Companies like auto manufacturers and travel agencies have also implemented virtual reality into their regular marketing tactics, and are able to build greater brand recognition by giving the consumer a taste of their product, even from home. Incorporating 360-degree views, inside and out, of the next new car on the assembly line, or walkthroughs of 2021 destination resorts helps build confidence in these brands even when the consumer isn’t ready to buy. It also allows the future buyer to do all the homework they need to do to feel comfortable with a product or company, without leaving their living room. Chances are, this tech is going to work for brand building for years to come.

Social Media is Your Friend, Let Me Explain.

We can go back and forth all day about the evils and advantages of social media marketing, but beyond using it to advertise, it is, and will be, key for product growth and brand recognition for many years to come. No matter how you slice it, people are spending a lot of time on social media platforms, and they offer innovative and interactive ways for brands to advertise. They also offer connectivity that people have been coming to rely on more and more and will continue to rely on as we prioritize social distancing and improving our collective health.

Ignoring social media as an opportunity to not only create an online presence but curate it and engage with your target audience is a big mistake, whether right now or ten years in the future. For many brands, your online presence is your ONLY presence these days, and as we continue on the virtual track, that’s likely to be the case for some time.
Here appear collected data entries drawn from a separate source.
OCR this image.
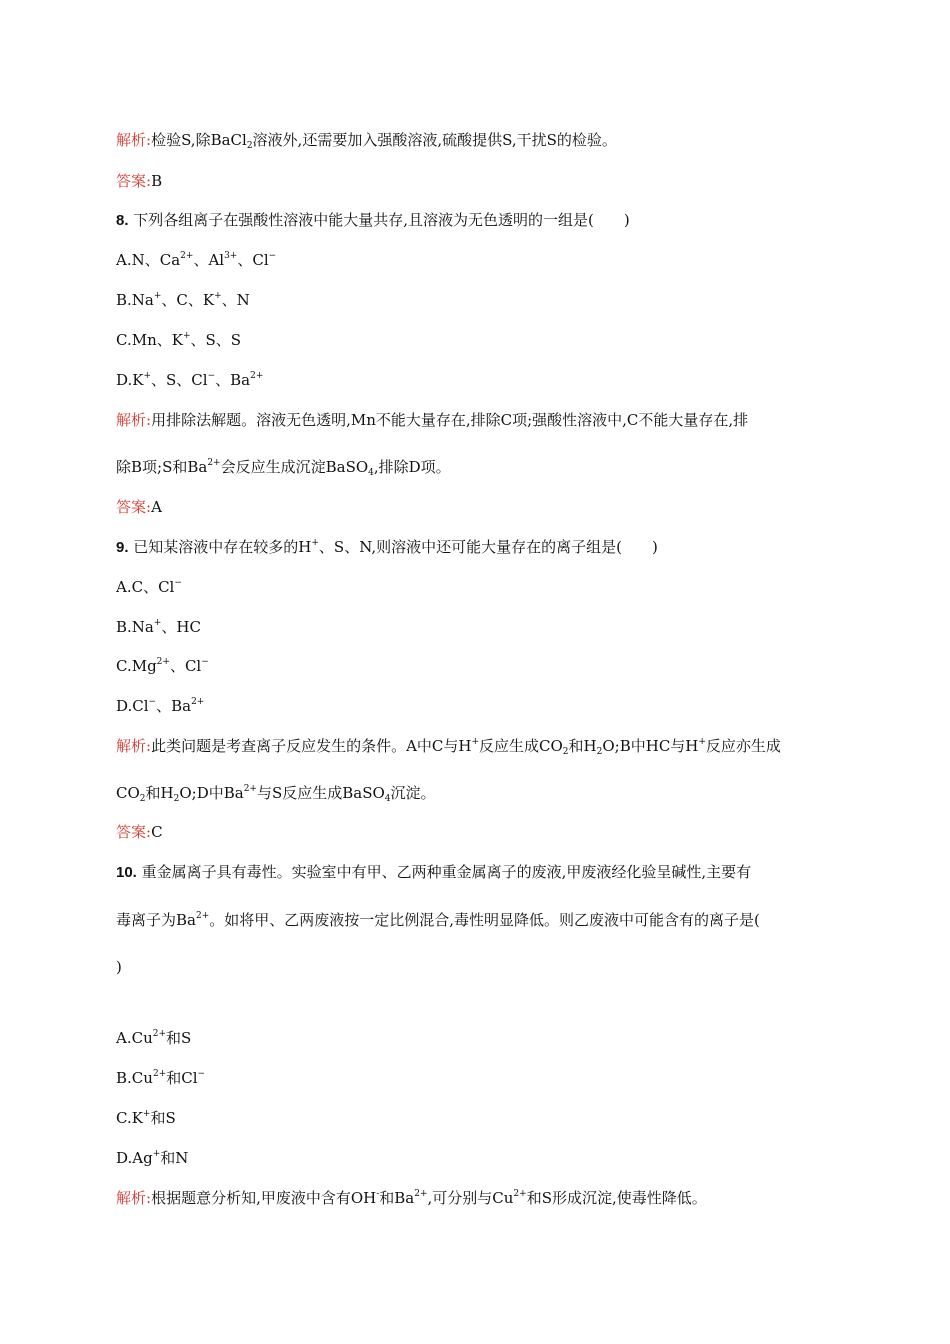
解析:检验S,除BaCl$_2$溶液外,还需要加入强酸溶液,硫酸提供S,干扰S的检验。
答案:B
8. 下列各组离子在强酸性溶液中能大量共存,且溶液为无色透明的一组是(　　)
A.N、$Ca^{2+}$、$Al^{3+}$、Cl−
B.Na+、C、K+、N
C.Mn、K+、S、S
D.K+、S、Cl−、$Ba^{2+}$
解析:用排除法解题。溶液无色透明,Mn不能大量存在,排除C项;强酸性溶液中,C不能大量存在,排
除B项;S和$Ba^{2+}$会反应生成沉淀BaSO$_4$,排除D项。
答案:A
9. 已知某溶液中存在较多的H+、S、N,则溶液中还可能大量存在的离子组是(　　)
A.C、Cl−
B.Na+、HC
$C.Mg^{2+}$、Cl−
D.Cl−、$Ba^{2+}$
解析:此类问题是考查离子反应发生的条件。A中C与H+反应生成$CO_2$和$H_2O;B$中HC与H+反应亦生成
$CO_2$和$H_2O;D$中$Ba^{2+}$与S反应生成BaSO$_4$沉淀。
答案:C
10. 重金属离子具有毒性。实验室中有甲、乙两种重金属离子的废液,甲废液经化验呈碱性,主要有
毒离子为$Ba^{2+}$。如将甲、乙两废液按一定比例混合,毒性明显降低。则乙废液中可能含有的离子是(
)
$A.Cu^{2+}$和S
$B.Cu^{2+}$和Cl−
C.K+和S
D.Ag+和N
解析:根据题意分析知,甲废液中含有OH-和$Ba^{2+}$,可分别与$Cu^{2+}$和S形成沉淀,使毒性降低。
Even before you’re ready to sell a product, establishing a rapport with your customer base is crucial. In today’s market, consumers want to know what kind of culture and initiatives they’re supporting in buying your product. They want to know about your company culture, ideals, and what kind of responsibility you’re taking on in leaving your mark on the world. Consider the way each social media platform allows your brand the opportunity to not only target the consumer base that you want but to present yourself in the light you want to be seen in.

Social media platforms also allow your brand to network in a professional way. Developing your professional network is as crucial to a brand as engaging your target audience. Maintaining relevancy with related businesses and past accounts, as well as promoting your work culture and setting the stage for future talent acquisition can both be done by establishing and maintaining a social media presence for your brand.
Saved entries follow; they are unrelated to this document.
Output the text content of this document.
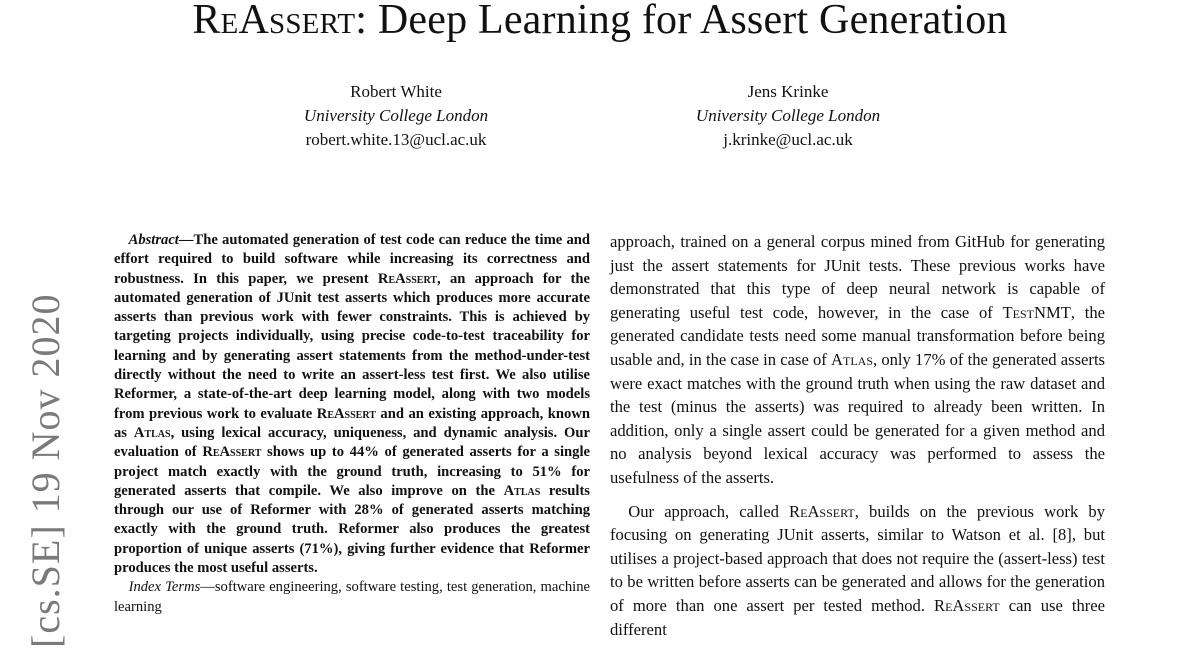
ReAssert: Deep Learning for Assert Generation
Robert White
University College London
robert.white.13@ucl.ac.uk
Jens Krinke
University College London
j.krinke@ucl.ac.uk
[cs.SE] 19 Nov 2020

Abstract—The automated generation of test code can reduce the time and effort required to build software while increasing its correctness and robustness. In this paper, we present ReAssert, an approach for the automated generation of JUnit test asserts which produces more accurate asserts than previous work with fewer constraints. This is achieved by targeting projects individually, using precise code-to-test traceability for learning and by generating assert statements from the method-under-test directly without the need to write an assert-less test first. We also utilise Reformer, a state-of-the-art deep learning model, along with two models from previous work to evaluate ReAssert and an existing approach, known as Atlas, using lexical accuracy, uniqueness, and dynamic analysis. Our evaluation of ReAssert shows up to 44% of generated asserts for a single project match exactly with the ground truth, increasing to 51% for generated asserts that compile. We also improve on the Atlas results through our use of Reformer with 28% of generated asserts matching exactly with the ground truth. Reformer also produces the greatest proportion of unique asserts (71%), giving further evidence that Reformer produces the most useful asserts.

Index Terms—software engineering, software testing, test generation, machine learning

approach, trained on a general corpus mined from GitHub for generating just the assert statements for JUnit tests. These previous works have demonstrated that this type of deep neural network is capable of generating useful test code, however, in the case of TestNMT, the generated candidate tests need some manual transformation before being usable and, in the case in case of Atlas, only 17% of the generated asserts were exact matches with the ground truth when using the raw dataset and the test (minus the asserts) was required to already been written. In addition, only a single assert could be generated for a given method and no analysis beyond lexical accuracy was performed to assess the usefulness of the asserts.

Our approach, called ReAssert, builds on the previous work by focusing on generating JUnit asserts, similar to Watson et al. [8], but utilises a project-based approach that does not require the (assert-less) test to be written before asserts can be generated and allows for the generation of more than one assert per tested method. ReAssert can use three different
Be Consistent, Professional, and Use This Time To Fine Tune

Now is not the time to take a back seat when it comes to building your brand. In fact, it’s a great opportunity to spend time fine-tuning your brand, brand language, mission/vision statements, website, and social media profiles. It’s important to not only offer a consistent product or service throughout these trying times but to make sure your customer service remains consistently strong as well. Equally important is defining your customer journey,  sales pipeline, and making sure all your customer touchpoints are consistent and intent-driven. 

In interacting with your network, your clients, and other vendors, be sure to maintain a tone of professionalism and confidence, without divulging too much about your personal or political opinions surrounding the current health crisis. Create an image of strength and commitment to good service and a good product, that you can carry through beyond these difficult times and far into the future.